Photo of Senator Kushner.

State Senator

Julie Kushner

Representing Bethel, Danbury, New Fairfield, Sherman

Senator Kushner Supportive of State Bond Commission Commits Funding for Family and Medical Leave Insurance Trust Fund


Today, State Senator Julie Kushner (D-Danbury) was supportive as the State Bond Commission allocated $5.25 million in funding to the Family and Medical Leave Insurance Trust Fund. The funds given will finance the development of important platforms needed for the program, helping it better reach fruition before it begins disbursements to working families in 2022.

"Our Paid Family Leave program is so very popular with our constituents – it means that families struggling with illness, or celebrating the birth or adoption of a child, will no longer have to choose between a loved one and their job. As Senate Chair of the Labor Committee, I strongly support this important funding, which is going toward a program that will benefit families across Connecticut," said Sen. Kushner. "Enhancing the employee contribution system and preparing this vital program are key to ensuring its success. Connecticut is investing in its workers through this latest role of funding. I'd like to thank Governor Lamont and the State Bond Commission for their commitment."

The State Bond Commission today approved the release of $5,250,001 to finance the development of the employee contribution platform and associated software and licensing to implement the Paid Family and Medical Leave Insurance program.

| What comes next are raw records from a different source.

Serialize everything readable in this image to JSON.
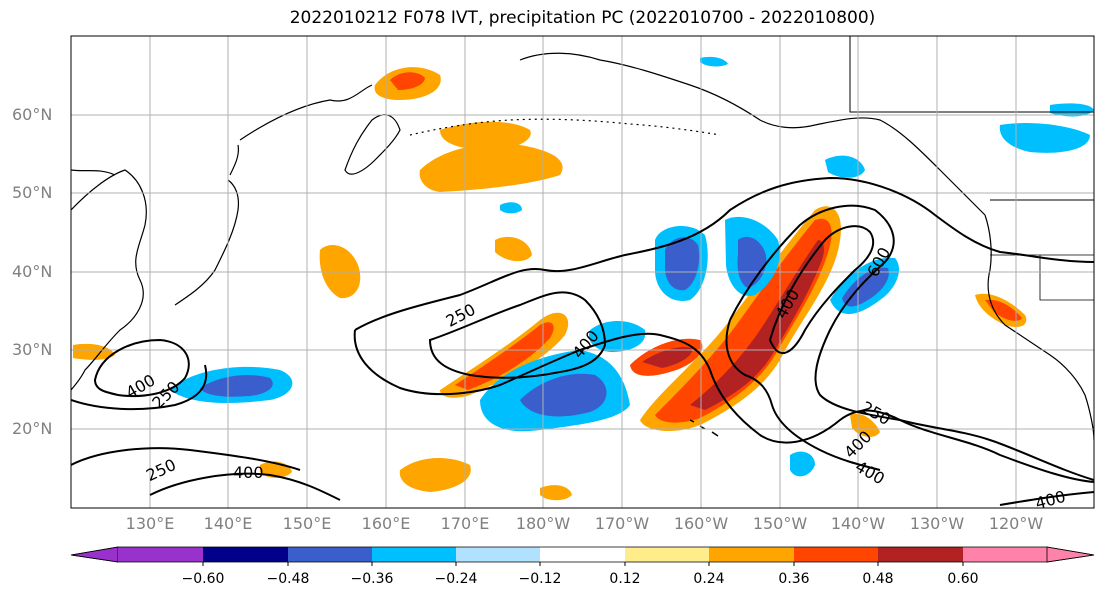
{
  "title": "2022010212 F078 IVT, precipitation PC (2022010700 - 2022010800)",
  "lat_labels": [
    "60°N",
    "50°N",
    "40°N",
    "30°N",
    "20°N"
  ],
  "lon_labels": [
    "130°E",
    "140°E",
    "150°E",
    "160°E",
    "170°E",
    "180°W",
    "170°W",
    "160°W",
    "150°W",
    "140°W",
    "130°W",
    "120°W"
  ],
  "colorbar": {
    "ticks": [
      "−0.60",
      "−0.48",
      "−0.36",
      "−0.24",
      "−0.12",
      "0.12",
      "0.24",
      "0.36",
      "0.48",
      "0.60"
    ],
    "colors": [
      "#9932cc",
      "#00008b",
      "#3a5fcd",
      "#00bfff",
      "#b0e2ff",
      "#ffffff",
      "#ffec8b",
      "#ffa500",
      "#ff4500",
      "#b22222",
      "#ff82ab"
    ]
  },
  "contour_labels": [
    "250",
    "400",
    "600",
    "400",
    "250",
    "400",
    "250",
    "250",
    "400",
    "400",
    "400",
    "400"
  ],
  "colors": {
    "land_line": "#000000",
    "grid": "#b0b0b0",
    "contour": "#000000"
  }
}
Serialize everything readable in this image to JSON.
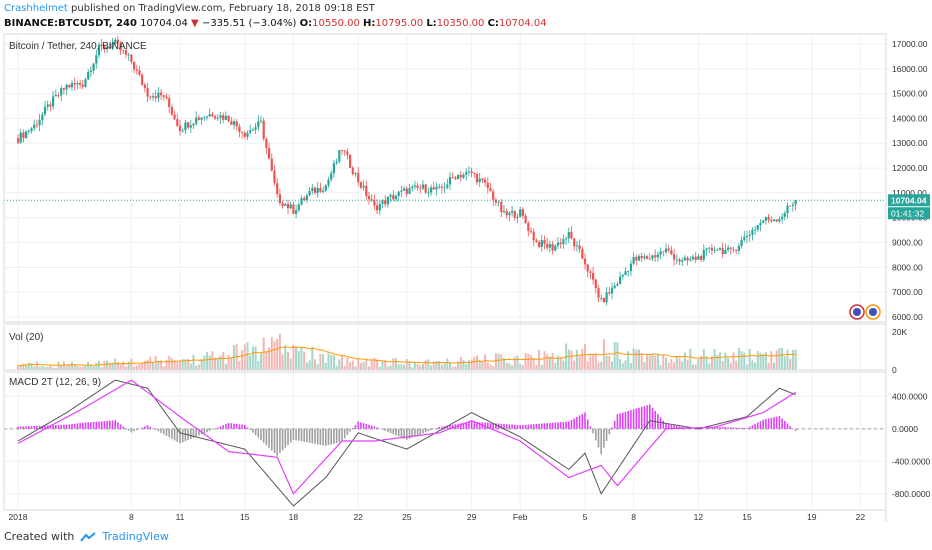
{
  "header": {
    "author": "Crashhelmet",
    "published": "published on TradingView.com, February 18, 2018 09:18 EST",
    "symbol": "BINANCE:BTCUSDT, 240",
    "last": "10704.04",
    "change": "−335.51 (−3.04%)",
    "o_label": "O:",
    "o_value": "10550.00",
    "h_label": "H:",
    "h_value": "10795.00",
    "l_label": "L:",
    "l_value": "10350.00",
    "c_label": "C:",
    "c_value": "10704.04"
  },
  "footer": {
    "created_with": "Created with",
    "brand": "TradingView"
  },
  "colors": {
    "up": "#26a69a",
    "down": "#ef5350",
    "vol_ma": "#ff9800",
    "macd": "#555555",
    "signal": "#e040fb",
    "hist_pos": "#e040fb",
    "hist_neg": "#9e9e9e",
    "grid": "#eef0f3",
    "price_line": "#26a69a"
  },
  "chart_data": [
    {
      "type": "candlestick",
      "title": "Bitcoin / Tether, 240, BINANCE",
      "x_ticks": [
        "2018",
        "8",
        "11",
        "15",
        "18",
        "22",
        "25",
        "29",
        "Feb",
        "5",
        "8",
        "12",
        "15",
        "19",
        "22"
      ],
      "ylim": [
        5800,
        17400
      ],
      "y_ticks": [
        "17000.00",
        "16000.00",
        "15000.00",
        "14000.00",
        "13000.00",
        "12000.00",
        "11000.00",
        "10000.00",
        "9000.00",
        "8000.00",
        "7000.00",
        "6000.00"
      ],
      "last_price_label": "10704.04",
      "countdown_label": "01:41:32",
      "close_anchors": [
        {
          "date": "2018-01-01",
          "close": 13200
        },
        {
          "date": "2018-01-02",
          "close": 13700
        },
        {
          "date": "2018-01-03",
          "close": 14600
        },
        {
          "date": "2018-01-04",
          "close": 15300
        },
        {
          "date": "2018-01-05",
          "close": 15400
        },
        {
          "date": "2018-01-06",
          "close": 16800
        },
        {
          "date": "2018-01-07",
          "close": 17000
        },
        {
          "date": "2018-01-08",
          "close": 16300
        },
        {
          "date": "2018-01-09",
          "close": 15000
        },
        {
          "date": "2018-01-10",
          "close": 14900
        },
        {
          "date": "2018-01-11",
          "close": 13600
        },
        {
          "date": "2018-01-12",
          "close": 14000
        },
        {
          "date": "2018-01-13",
          "close": 14200
        },
        {
          "date": "2018-01-14",
          "close": 14000
        },
        {
          "date": "2018-01-15",
          "close": 13400
        },
        {
          "date": "2018-01-16",
          "close": 13800
        },
        {
          "date": "2018-01-17",
          "close": 10800
        },
        {
          "date": "2018-01-18",
          "close": 10300
        },
        {
          "date": "2018-01-19",
          "close": 11000
        },
        {
          "date": "2018-01-20",
          "close": 11300
        },
        {
          "date": "2018-01-21",
          "close": 12800
        },
        {
          "date": "2018-01-22",
          "close": 11500
        },
        {
          "date": "2018-01-23",
          "close": 10400
        },
        {
          "date": "2018-01-24",
          "close": 10800
        },
        {
          "date": "2018-01-25",
          "close": 11100
        },
        {
          "date": "2018-01-26",
          "close": 11200
        },
        {
          "date": "2018-01-27",
          "close": 11100
        },
        {
          "date": "2018-01-28",
          "close": 11700
        },
        {
          "date": "2018-01-29",
          "close": 11800
        },
        {
          "date": "2018-01-30",
          "close": 11200
        },
        {
          "date": "2018-01-31",
          "close": 10100
        },
        {
          "date": "2018-02-01",
          "close": 10200
        },
        {
          "date": "2018-02-02",
          "close": 9000
        },
        {
          "date": "2018-02-03",
          "close": 8800
        },
        {
          "date": "2018-02-04",
          "close": 9300
        },
        {
          "date": "2018-02-05",
          "close": 8200
        },
        {
          "date": "2018-02-06",
          "close": 6600
        },
        {
          "date": "2018-02-07",
          "close": 7400
        },
        {
          "date": "2018-02-08",
          "close": 8300
        },
        {
          "date": "2018-02-09",
          "close": 8400
        },
        {
          "date": "2018-02-10",
          "close": 8700
        },
        {
          "date": "2018-02-11",
          "close": 8200
        },
        {
          "date": "2018-02-12",
          "close": 8400
        },
        {
          "date": "2018-02-13",
          "close": 8800
        },
        {
          "date": "2018-02-14",
          "close": 8600
        },
        {
          "date": "2018-02-15",
          "close": 9300
        },
        {
          "date": "2018-02-16",
          "close": 9900
        },
        {
          "date": "2018-02-17",
          "close": 10000
        },
        {
          "date": "2018-02-18",
          "close": 10704.04
        }
      ]
    },
    {
      "type": "bar",
      "title": "Vol (20)",
      "y_ticks": [
        "20K",
        "0"
      ],
      "ylim": [
        0,
        22000
      ],
      "volume_anchors": [
        {
          "date": "2018-01-01",
          "volume": 2500
        },
        {
          "date": "2018-01-06",
          "volume": 3000
        },
        {
          "date": "2018-01-12",
          "volume": 5000
        },
        {
          "date": "2018-01-17",
          "volume": 11000
        },
        {
          "date": "2018-01-20",
          "volume": 5000
        },
        {
          "date": "2018-01-26",
          "volume": 3000
        },
        {
          "date": "2018-02-02",
          "volume": 6000
        },
        {
          "date": "2018-02-06",
          "volume": 10000
        },
        {
          "date": "2018-02-10",
          "volume": 6000
        },
        {
          "date": "2018-02-18",
          "volume": 7000
        }
      ]
    },
    {
      "type": "line",
      "title": "MACD 2T (12, 26, 9)",
      "y_ticks": [
        "400.0000",
        "0.0000",
        "-400.0000",
        "-800.0000"
      ],
      "ylim": [
        -1000,
        700
      ],
      "macd_anchors": [
        {
          "date": "2018-01-01",
          "value": -150
        },
        {
          "date": "2018-01-04",
          "value": 200
        },
        {
          "date": "2018-01-07",
          "value": 600
        },
        {
          "date": "2018-01-09",
          "value": 500
        },
        {
          "date": "2018-01-11",
          "value": -50
        },
        {
          "date": "2018-01-15",
          "value": -250
        },
        {
          "date": "2018-01-18",
          "value": -950
        },
        {
          "date": "2018-01-20",
          "value": -600
        },
        {
          "date": "2018-01-22",
          "value": -50
        },
        {
          "date": "2018-01-25",
          "value": -250
        },
        {
          "date": "2018-01-29",
          "value": 200
        },
        {
          "date": "2018-02-01",
          "value": -100
        },
        {
          "date": "2018-02-04",
          "value": -500
        },
        {
          "date": "2018-02-05",
          "value": -300
        },
        {
          "date": "2018-02-06",
          "value": -800
        },
        {
          "date": "2018-02-09",
          "value": 100
        },
        {
          "date": "2018-02-12",
          "value": 0
        },
        {
          "date": "2018-02-15",
          "value": 150
        },
        {
          "date": "2018-02-17",
          "value": 500
        },
        {
          "date": "2018-02-18",
          "value": 420
        }
      ],
      "signal_anchors": [
        {
          "date": "2018-01-01",
          "value": -180
        },
        {
          "date": "2018-01-05",
          "value": 250
        },
        {
          "date": "2018-01-08",
          "value": 600
        },
        {
          "date": "2018-01-11",
          "value": 150
        },
        {
          "date": "2018-01-14",
          "value": -280
        },
        {
          "date": "2018-01-17",
          "value": -350
        },
        {
          "date": "2018-01-18",
          "value": -800
        },
        {
          "date": "2018-01-21",
          "value": -150
        },
        {
          "date": "2018-01-23",
          "value": -150
        },
        {
          "date": "2018-01-27",
          "value": -50
        },
        {
          "date": "2018-01-29",
          "value": 100
        },
        {
          "date": "2018-02-01",
          "value": -150
        },
        {
          "date": "2018-02-04",
          "value": -600
        },
        {
          "date": "2018-02-06",
          "value": -450
        },
        {
          "date": "2018-02-07",
          "value": -700
        },
        {
          "date": "2018-02-10",
          "value": 0
        },
        {
          "date": "2018-02-13",
          "value": 20
        },
        {
          "date": "2018-02-16",
          "value": 200
        },
        {
          "date": "2018-02-18",
          "value": 450
        }
      ]
    }
  ]
}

This program, which will offer up to three months of paid time off to workers having children or experiencing significant medical needs in their family, will begin releasing funds to eligible workers starting in 2022. The funding will assist the completion of the program including enhancing the employee contribution system, implementing a benefits claims system, integrating data and reporting requirements and adding chatbot features to the Paid Leave Authority website.

These funds ensuring the program's stability are important; in March, the state reported as many as 44,000 businesses still need to register to provide benefits to their employees. Streamlining remaining practices will make the program easier to access, ensuring the program's longevity.